In our study, some limitations should be kept in the mind. One challenge of this study is to control confounding factors. As shown in Table 1 and Supplemental Fig. S2, most of the clinical variables we collected were associated with both hyperuricemia and our target SNP. Although we have adjusted these factors in our multivariate model, it is still possible that some underlying confounders have been missed. Some previous similar studies have included blood pressure measures as covariates in the multivariate model10,11, however, we did not collect these measures, so they were not adjusted in our model. This might introduce some confounding effects on our results. In addition, we did not apply any statistical techniques in addressing the potential population stratification in this genetic association study. As a candidate gene-based study, we simply did not have enough genetic markers to estimate the principle components for our sample. However, we have applied some criteria during the sample recruitment process to control the genetic heterogeneity of our sample by restricting their immigration history, and the Q-Q plot of our simple model did not show any signs of inflation for our tested markers. Finally, Population stratification is one of the major limitations to weaken the reliability of our significant results. However, we have tried our best to rule out the potential effects of population stratification by restricting the genetic background (through confining the immigration history of study subjects) during the sample collection21,22.

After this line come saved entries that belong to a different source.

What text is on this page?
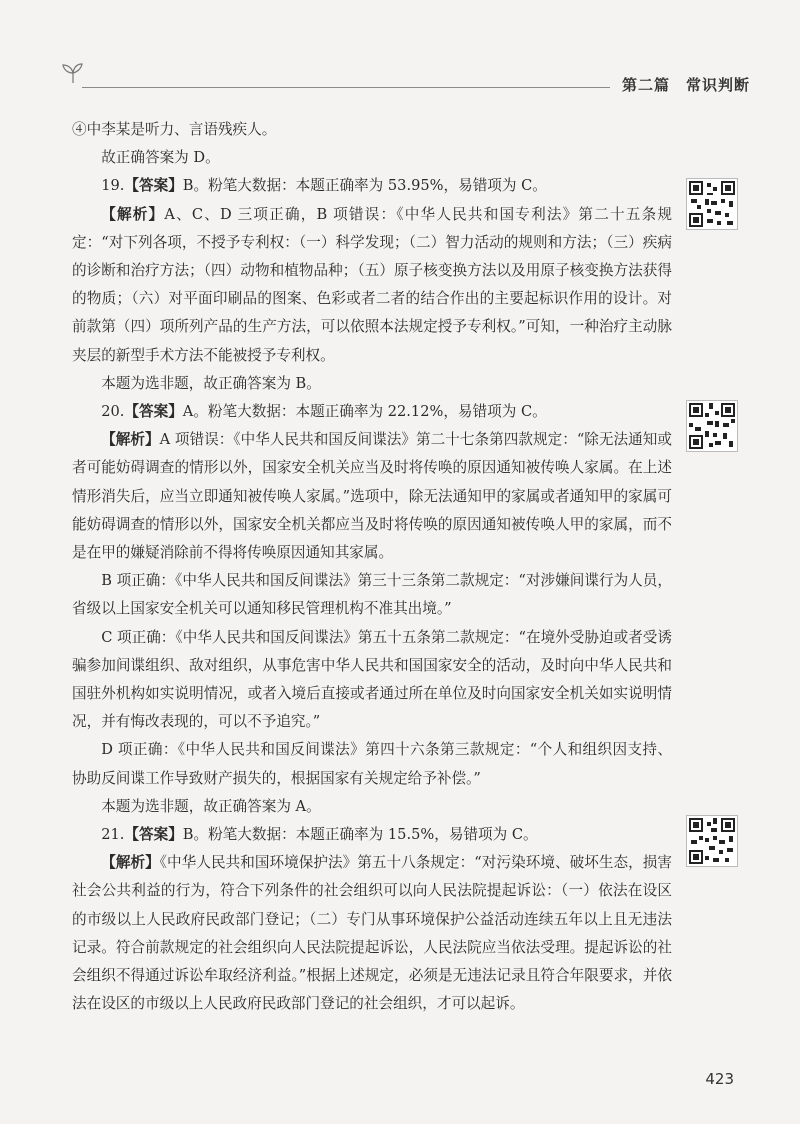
第二篇　常识判断

④中李某是听力、言语残疾人。

故正确答案为 D。

19.【答案】B。粉笔大数据：本题正确率为 53.95%，易错项为 C。

【解析】A、C、D 三项正确，B 项错误：《中华人民共和国专利法》第二十五条规定：“对下列各项，不授予专利权：（一）科学发现；（二）智力活动的规则和方法；（三）疾病的诊断和治疗方法；（四）动物和植物品种；（五）原子核变换方法以及用原子核变换方法获得的物质；（六）对平面印刷品的图案、色彩或者二者的结合作出的主要起标识作用的设计。对前款第（四）项所列产品的生产方法，可以依照本法规定授予专利权。”可知，一种治疗主动脉夹层的新型手术方法不能被授予专利权。

本题为选非题，故正确答案为 B。

20.【答案】A。粉笔大数据：本题正确率为 22.12%，易错项为 C。

【解析】A 项错误：《中华人民共和国反间谍法》第二十七条第四款规定：“除无法通知或者可能妨碍调查的情形以外，国家安全机关应当及时将传唤的原因通知被传唤人家属。在上述情形消失后，应当立即通知被传唤人家属。”选项中，除无法通知甲的家属或者通知甲的家属可能妨碍调查的情形以外，国家安全机关都应当及时将传唤的原因通知被传唤人甲的家属，而不是在甲的嫌疑消除前不得将传唤原因通知其家属。

B 项正确：《中华人民共和国反间谍法》第三十三条第二款规定：“对涉嫌间谍行为人员，省级以上国家安全机关可以通知移民管理机构不准其出境。”

C 项正确：《中华人民共和国反间谍法》第五十五条第二款规定：“在境外受胁迫或者受诱骗参加间谍组织、敌对组织，从事危害中华人民共和国国家安全的活动，及时向中华人民共和国驻外机构如实说明情况，或者入境后直接或者通过所在单位及时向国家安全机关如实说明情况，并有悔改表现的，可以不予追究。”

D 项正确：《中华人民共和国反间谍法》第四十六条第三款规定：“个人和组织因支持、协助反间谍工作导致财产损失的，根据国家有关规定给予补偿。”

本题为选非题，故正确答案为 A。

21.【答案】B。粉笔大数据：本题正确率为 15.5%，易错项为 C。

【解析】《中华人民共和国环境保护法》第五十八条规定：“对污染环境、破坏生态，损害社会公共利益的行为，符合下列条件的社会组织可以向人民法院提起诉讼：（一）依法在设区的市级以上人民政府民政部门登记；（二）专门从事环境保护公益活动连续五年以上且无违法记录。符合前款规定的社会组织向人民法院提起诉讼，人民法院应当依法受理。提起诉讼的社会组织不得通过诉讼牟取经济利益。”根据上述规定，必须是无违法记录且符合年限要求，并依法在设区的市级以上人民政府民政部门登记的社会组织，才可以起诉。

423
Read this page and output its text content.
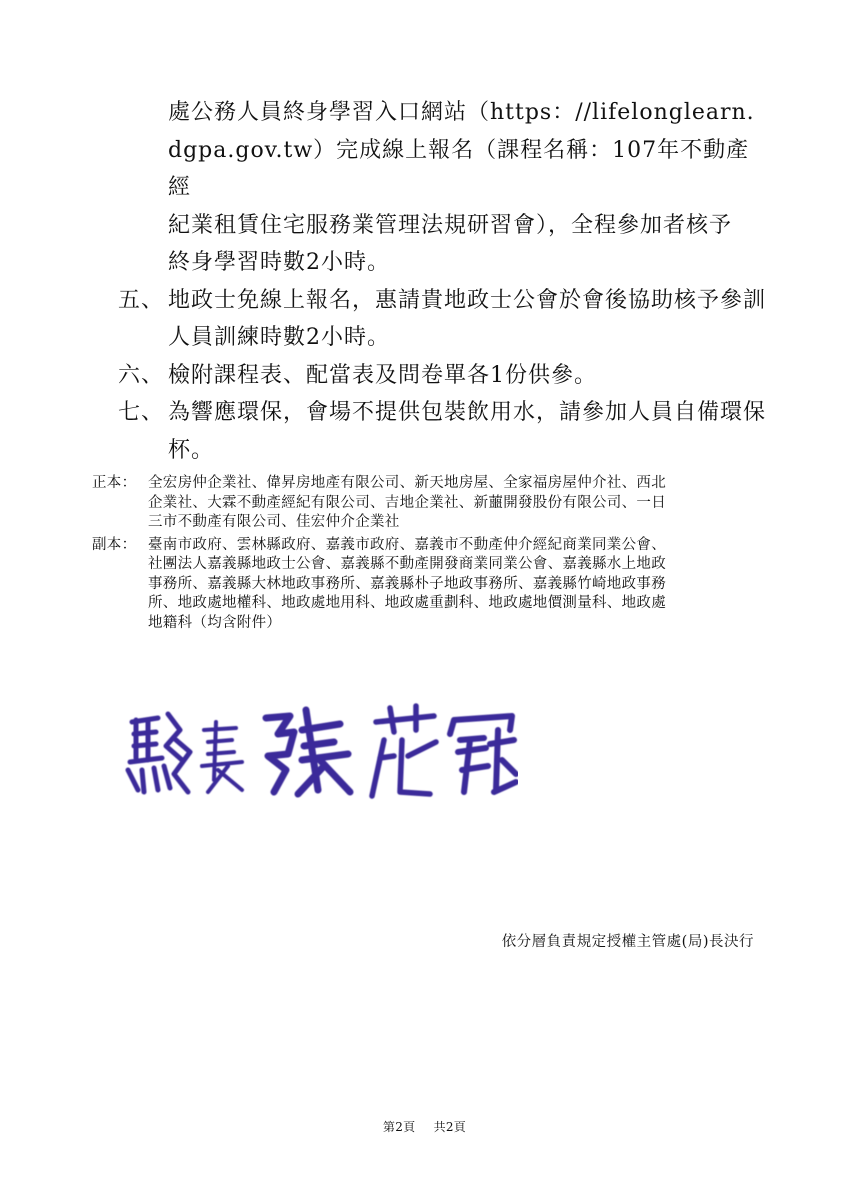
處公務人員終身學習入口網站（https：//lifelonglearn.
dgpa.gov.tw）完成線上報名（課程名稱：107年不動產經
紀業租賃住宅服務業管理法規研習會），全程參加者核予
終身學習時數2小時。

五、 地政士免線上報名，惠請貴地政士公會於會後協助核予參訓
人員訓練時數2小時。
六、 檢附課程表、配當表及問卷單各1份供參。
七、 為響應環保，會場不提供包裝飲用水，請參加人員自備環保
杯。
正本： 全宏房仲企業社、偉昇房地產有限公司、新天地房屋、全家福房屋仲介社、西北
企業社、大霖不動產經紀有限公司、吉地企業社、新蘁開發股份有限公司、一日
三市不動產有限公司、佳宏仲介企業社
副本： 臺南市政府、雲林縣政府、嘉義市政府、嘉義市不動產仲介經紀商業同業公會、
社團法人嘉義縣地政士公會、嘉義縣不動產開發商業同業公會、嘉義縣水上地政
事務所、嘉義縣大林地政事務所、嘉義縣朴子地政事務所、嘉義縣竹崎地政事務
所、地政處地權科、地政處地用科、地政處重劃科、地政處地價測量科、地政處
地籍科（均含附件）
依分層負責規定授權主管處(局)長決行
第2頁 共2頁
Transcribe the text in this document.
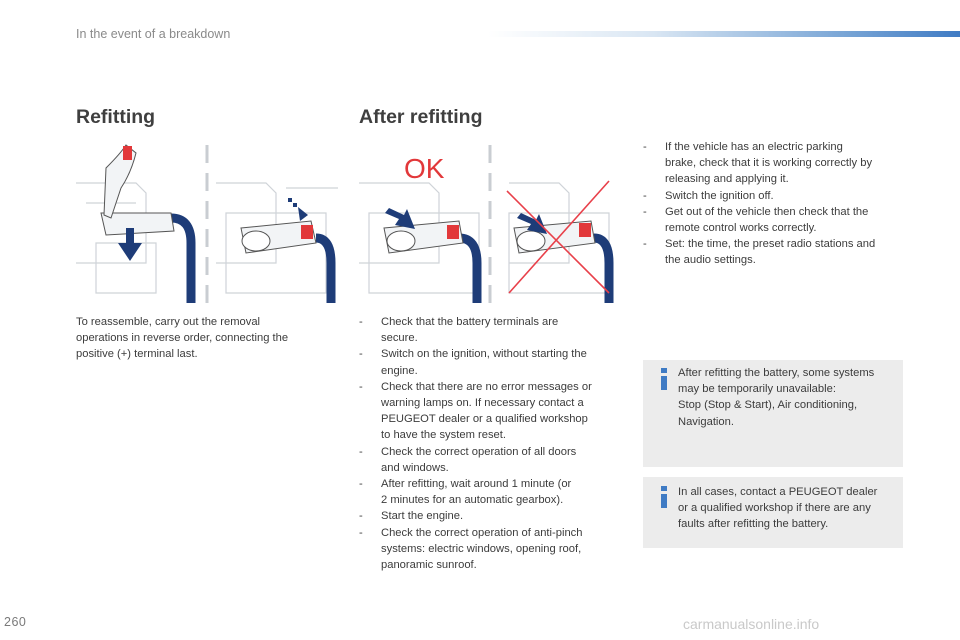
In the event of a breakdown
Refitting	After refitting
OK
To reassemble, carry out the removal
operations in reverse order, connecting the
positive (+) terminal last.
- Check that the battery terminals are
secure.
- Switch on the ignition, without starting the
engine.
- Check that there are no error messages or
warning lamps on. If necessary contact a
PEUGEOT dealer or a qualified workshop
to have the system reset.
- Check the correct operation of all doors
and windows.
- After refitting, wait around 1 minute (or
2 minutes for an automatic gearbox).
- Start the engine.
- Check the correct operation of anti-pinch
systems: electric windows, opening roof,
panoramic sunroof.
- If the vehicle has an electric parking
brake, check that it is working correctly by
releasing and applying it.
- Switch the ignition off.
- Get out of the vehicle then check that the
remote control works correctly.
- Set: the time, the preset radio stations and
the audio settings.
After refitting the battery, some systems
may be temporarily unavailable:
Stop (Stop & Start), Air conditioning,
Navigation.
In all cases, contact a PEUGEOT dealer
or a qualified workshop if there are any
faults after refitting the battery.
260	carmanualsonline.info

In sum, this study has identified a significant SNP located within FAM35A to be associated with hyperuricemia and the blood uric acid level, and after adjusting for multiple potential confounders, the association signal is still attained for the uric acid level. Our findings indicated that the previously identified effects of rs7903456 on gout in Japanese population might be partly mediated by its effect on the uric acid level. More studies in the future are needed to clarify the biological functions of FAM35A and NUTM2A. In addition, it might be worth diverting the focus from FAM35A to GLUD1, which is related to nitrogen metabolism since our bioinformatics analyses showed that rs7903456 was also associated with the expression of GLUD1.